Social return explainedShow this page in the menu
In principal, it is possible to implement social return in all purchasing procedures, whether they be above or below the European public procurement threshold. In the absence of a national policy, individual organisations are free to interpret social return policy in their own way. The State implements social return in its procurement policy for public procurements in the categories of "works" and "services" worth in excess of €250,000 with a minimum contract period of six months.
Social return target groups
Individuals from the following groups are entitled to benefit
- Work and Social Assistance Act (WWB): students in the vocational training track (BOL) and the apprenticeship training track (BBL), Association of Social Enterprises (VSO) and/or vocational colleges;
- Unemployment benefit (WW), unemployed for more than 12 months and/or aged 50 or above;
- Disability benefits (WIA), Return to Work (Partially Disabled Persons) (WGA), Invalidity Insurance (Self-Employed Persons) Act (WAZ);
- Work and Employment Support (Young Disabled Persons) Act (WAJONG);
- Older and Partially Disabled Former Self-Employed Persons Income Scheme Act (IOAZ)/Older and Partially Disabled Unemployed Workers Income Scheme Act (IOAW);
- Sheltered Employment Act (WSW) - indicated.
Jobseekers who are not entitled to benefit
People who are at a great disadvantage within the labour market. These are individuals who have been unemployed for a long period of time (in excess of 12 months), who are aged 50 years or above, and/or who are unable to independently find work without reintegration support or some other form of supervision.
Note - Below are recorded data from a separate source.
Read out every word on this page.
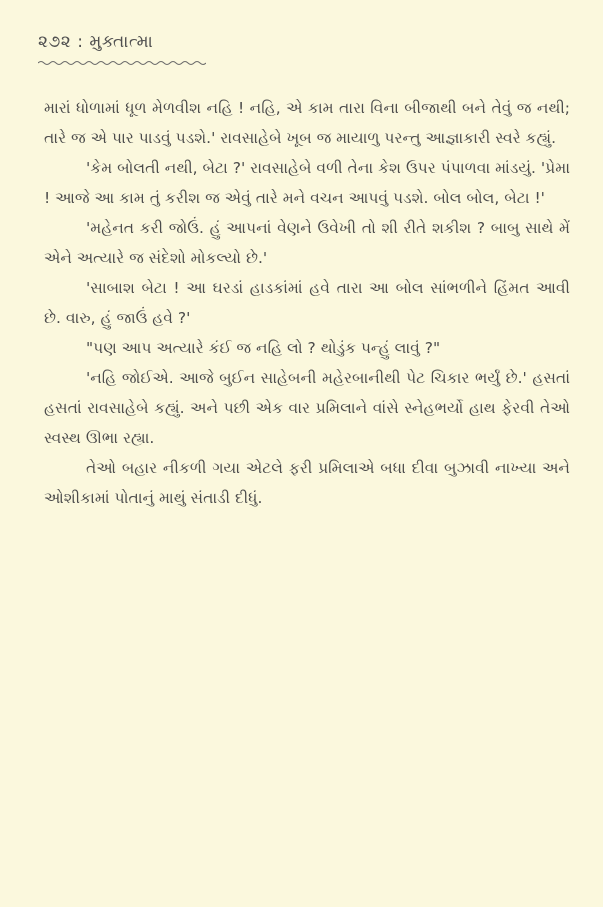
૨૭૨ : મુક્તાત્મા

મારાં ધોળામાં ધૂળ મેળવીશ નહિ ! નહિ, એ કામ તારા વિના બીજાથી બને તેવું જ નથી; તારે જ એ પાર પાડવું પડશે.' રાવસાહેબે ખૂબ જ માયાળુ પરન્તુ આજ્ઞાકારી સ્વરે કહ્યું.

'કેમ બોલતી નથી, બેટા ?' રાવસાહેબે વળી તેના કેશ ઉપર પંપાળવા માંડયું. 'પ્રેમા ! આજે આ કામ તું કરીશ જ એવું તારે મને વચન આપવું પડશે. બોલ બોલ, બેટા !'

'મહેનત કરી જોઉં. હું આપનાં વેણને ઉવેખી તો શી રીતે શકીશ ? બાબુ સાથે મેં એને અત્યારે જ સંદેશો મોકલ્યો છે.'

'સાબાશ બેટા ! આ ઘરડાં હાડકાંમાં હવે તારા આ બોલ સાંભળીને હિંમત આવી છે. વારુ, હું જાઉં હવે ?'

"પણ આપ અત્યારે કંઈ જ નહિ લો ? થોડુંક પન્હું લાવું ?"

'નહિ જોઈએ. આજે બુઈન સાહેબની મહેરબાનીથી પેટ ચિકાર ભર્યું છે.' હસતાં હસતાં રાવસાહેબે કહ્યું. અને પછી એક વાર પ્રમિલાને વાંસે સ્નેહભર્યો હાથ ફેરવી તેઓ સ્વસ્થ ઊભા રહ્યા.

તેઓ બહાર નીકળી ગયા એટલે ફરી પ્રમિલાએ બધા દીવા બુઝાવી નાખ્યા અને ઓશીકામાં પોતાનું માથું સંતાડી દીધું.
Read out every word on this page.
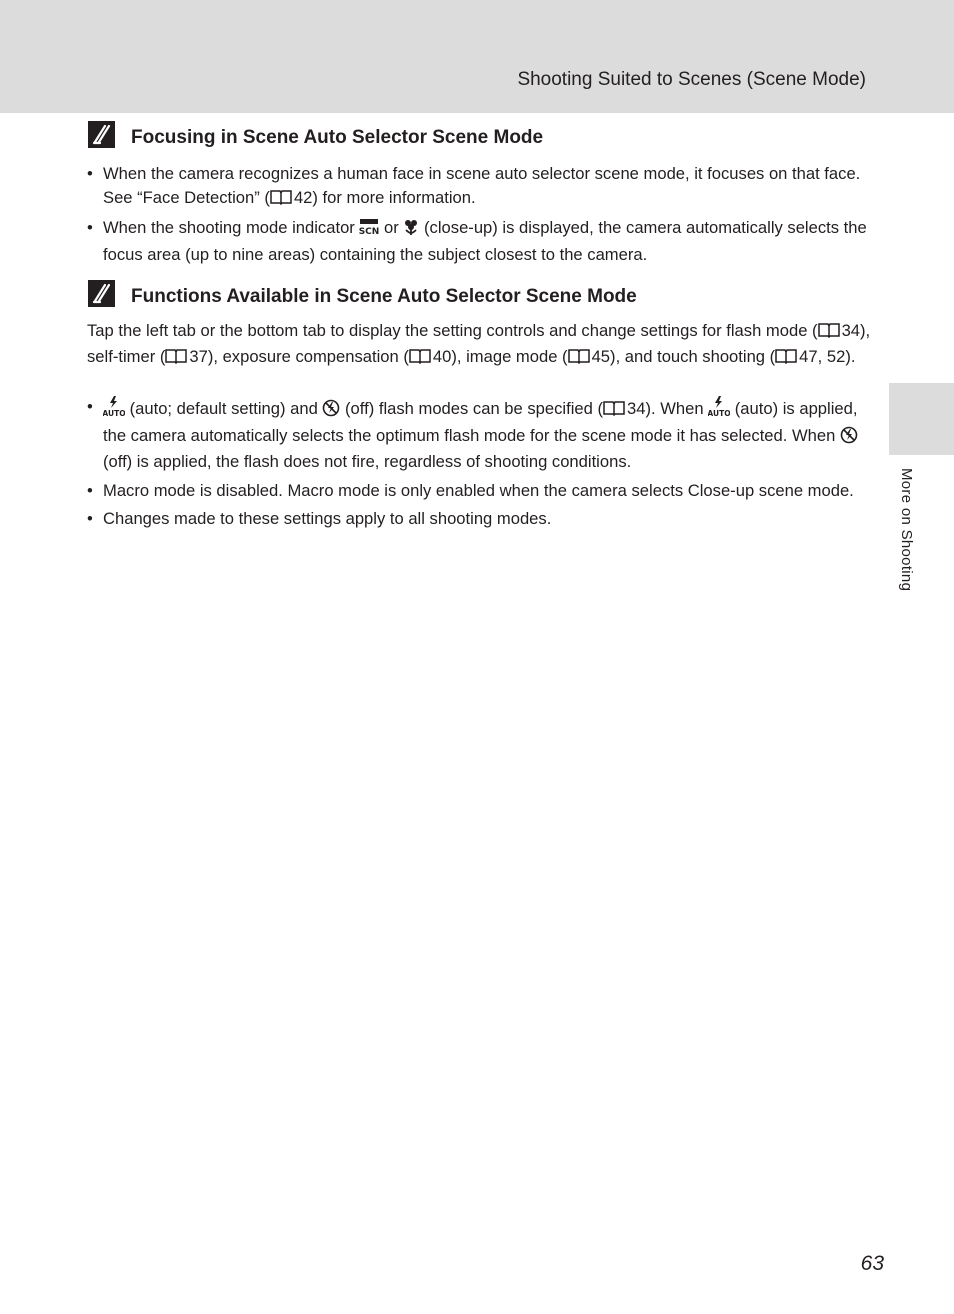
Shooting Suited to Scenes (Scene Mode)
More on Shooting
Focusing in Scene Auto Selector Scene Mode
• When the camera recognizes a human face in scene auto selector scene mode, it focuses on that face. See “Face Detection” ( 42) for more information.
• When the shooting mode indicator SCN or  (close-up) is displayed, the camera automatically selects the focus area (up to nine areas) containing the subject closest to the camera.
Functions Available in Scene Auto Selector Scene Mode
Tap the left tab or the bottom tab to display the setting controls and change settings for flash mode ( 34), self-timer ( 37), exposure compensation ( 40), image mode ( 45), and touch shooting ( 47, 52).
• AUTO (auto; default setting) and  (off) flash modes can be specified ( 34). When AUTO (auto) is applied, the camera automatically selects the optimum flash mode for the scene mode it has selected. When  (off) is applied, the flash does not fire, regardless of shooting conditions.
• Macro mode is disabled. Macro mode is only enabled when the camera selects Close-up scene mode.
• Changes made to these settings apply to all shooting modes.
63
Early school-leavers and young people
Early school-leavers and young people with inadequate qualifications.
The employment of disadvantaged groups should, according to legal frameworks, be related to the service or the work that is being contracted out. These people should, therefore, actually be employed in the implementation of the contracted service or works, and not in other areas of the organisation's operations. For the recruitment and selection of candidates, contractors will usually turn to the local authorities, the Dutch Institute for Employee Benefits Schemes (UWV), WSW companies (sheltered workplaces) and/or reintegration agencies.
Suitable public procurements
In principal, it is possible to implement social return in all purchasing procedures, both above and below the European public procurement threshold, with a proportional labour component. In general, services and works lend themselves better to social return than do deliveries, due to the latter's low labour component. Social return is widely implemented, for example, in the areas of health care (Social Support Act; WMO), landscaping, cleaning and construction. As a procurer, it is your responsibility to determine whether the level of social return applied in a given public procurement is proportionate and applicable. This can be done by consulting the market and, in some cases, obtaining information from the UWV.
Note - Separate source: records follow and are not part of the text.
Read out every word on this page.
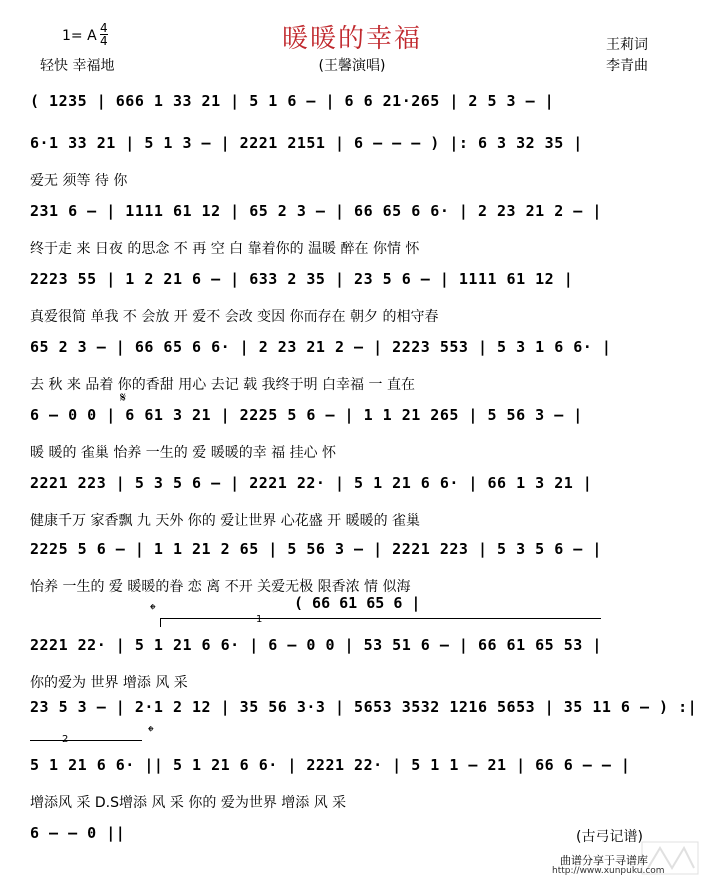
暖暖的幸福
1= A 4
4
轻快 幸福地	(王馨演唱)
王莉词
李青曲
( 1235 | 666 1 33 21 | 5 1 6 — | 6 6 21·265 | 2 5 3 — |
6·1 33 21 | 5 1 3 — | 2221 2151 | 6 — — — ) |: 6 3 32 35 |
爱无 须等 待 你
231 6 — | 1111 61 12 | 65 2 3 — | 66 65 6 6· | 2 23 21 2 — |
终于走 来 日夜 的思念 不 再 空 白 靠着你的 温暖 醉在 你情 怀
2223 55 | 1 2 21 6 — | 633 2 35 | 23 5 6 — | 1111 61 12 |
真爱很简 单我 不 会放 开 爱不 会改 变因 你而存在 朝夕 的相守春
65 2 3 — | 66 65 6 6· | 2 23 21 2 — | 2223 553 | 5 3 1 6 6· |
去 秋 来 品着 你的香甜 用心 去记 载 我终于明 白幸福 一 直在
𝄋
6 — 0 0 | 6 61 3 21 | 2225 5 6 — | 1 1 21 265 | 5 56 3 — |
暖 暖的 雀巢 怡养 一生的 爱 暖暖的幸 福 挂心 怀
2221 223 | 5 3 5 6 — | 2221 22· | 5 1 21 6 6· | 66 1 3 21 |
健康千万 家香飘 九 天外 你的 爱让世界 心花盛 开 暖暖的 雀巢
2225 5 6 — | 1 1 21 2 65 | 5 56 3 — | 2221 223 | 5 3 5 6 — |
怡养 一生的 爱 暖暖的眷 恋 离 不开 关爱无极 限香浓 情 似海
( 66 61 65 6 |
𝄌
1
2221 22· | 5 1 21 6 6· | 6 — 0 0 | 53 51 6 — | 66 61 65 53 |
你的爱为 世界 增添 风 采
23 5 3 — | 2·1 2 12 | 35 56 3·3 | 5653 3532 1216 5653 | 35 11 6 — ) :|
2	𝄌
5 1 21 6 6· || 5 1 21 6 6· | 2221 22· | 5 1 1 — 21 | 66 6 — — |
增添风 采 D.S增添 风 采 你的 爱为世界 增添 风 采
6 — — 0 ||	(古弓记谱)
曲谱分享于寻谱库
http://www.xunpuku.com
Unsuitable public procurements
In certain situations it is neither possible nor desirable to implement social return.
The limited grounds for exclusion are:
- If, as a result of social return, existing jobs would be supplanted.
- If, due to the nature of the work, no suitable offer is available in the regional labour market (subject to assessment by the local authority/UWV).
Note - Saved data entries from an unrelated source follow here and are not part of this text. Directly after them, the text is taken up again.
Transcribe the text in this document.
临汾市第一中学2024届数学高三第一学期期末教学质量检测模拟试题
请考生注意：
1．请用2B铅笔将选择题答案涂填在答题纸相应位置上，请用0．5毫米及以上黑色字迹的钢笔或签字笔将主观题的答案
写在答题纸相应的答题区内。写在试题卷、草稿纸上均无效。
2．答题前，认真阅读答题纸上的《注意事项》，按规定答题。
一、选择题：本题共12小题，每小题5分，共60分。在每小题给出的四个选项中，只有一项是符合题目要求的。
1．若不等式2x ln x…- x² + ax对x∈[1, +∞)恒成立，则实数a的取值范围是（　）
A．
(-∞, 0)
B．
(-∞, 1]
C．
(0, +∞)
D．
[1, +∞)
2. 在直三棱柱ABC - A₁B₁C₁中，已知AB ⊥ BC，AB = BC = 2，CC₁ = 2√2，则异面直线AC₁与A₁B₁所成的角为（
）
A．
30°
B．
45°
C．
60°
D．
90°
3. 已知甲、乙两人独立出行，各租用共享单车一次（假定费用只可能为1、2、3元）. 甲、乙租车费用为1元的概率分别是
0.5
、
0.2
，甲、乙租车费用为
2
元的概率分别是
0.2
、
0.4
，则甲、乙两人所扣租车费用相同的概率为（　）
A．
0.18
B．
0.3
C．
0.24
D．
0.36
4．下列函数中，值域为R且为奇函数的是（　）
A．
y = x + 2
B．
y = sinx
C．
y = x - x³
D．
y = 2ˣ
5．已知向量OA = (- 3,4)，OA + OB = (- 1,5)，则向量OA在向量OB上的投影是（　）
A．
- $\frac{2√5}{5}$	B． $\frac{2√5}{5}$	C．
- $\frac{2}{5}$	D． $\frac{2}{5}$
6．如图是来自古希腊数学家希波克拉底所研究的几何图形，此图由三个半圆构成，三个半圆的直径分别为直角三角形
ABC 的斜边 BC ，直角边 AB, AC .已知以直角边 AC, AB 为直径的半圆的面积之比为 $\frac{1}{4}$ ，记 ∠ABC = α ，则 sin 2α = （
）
- If, as a result of the local and regional characteristics of the labour market it is not possible to match supply and demand (subject to assessment by the local authority/UWV).
- If the implementation of social return entails disproportionate effort or expense.
Should the implementation of social return be neither applicable nor feasible, based on one of the grounds for exclusion, then the decision can be taken (in consultation with the principal/director) not to implement social return.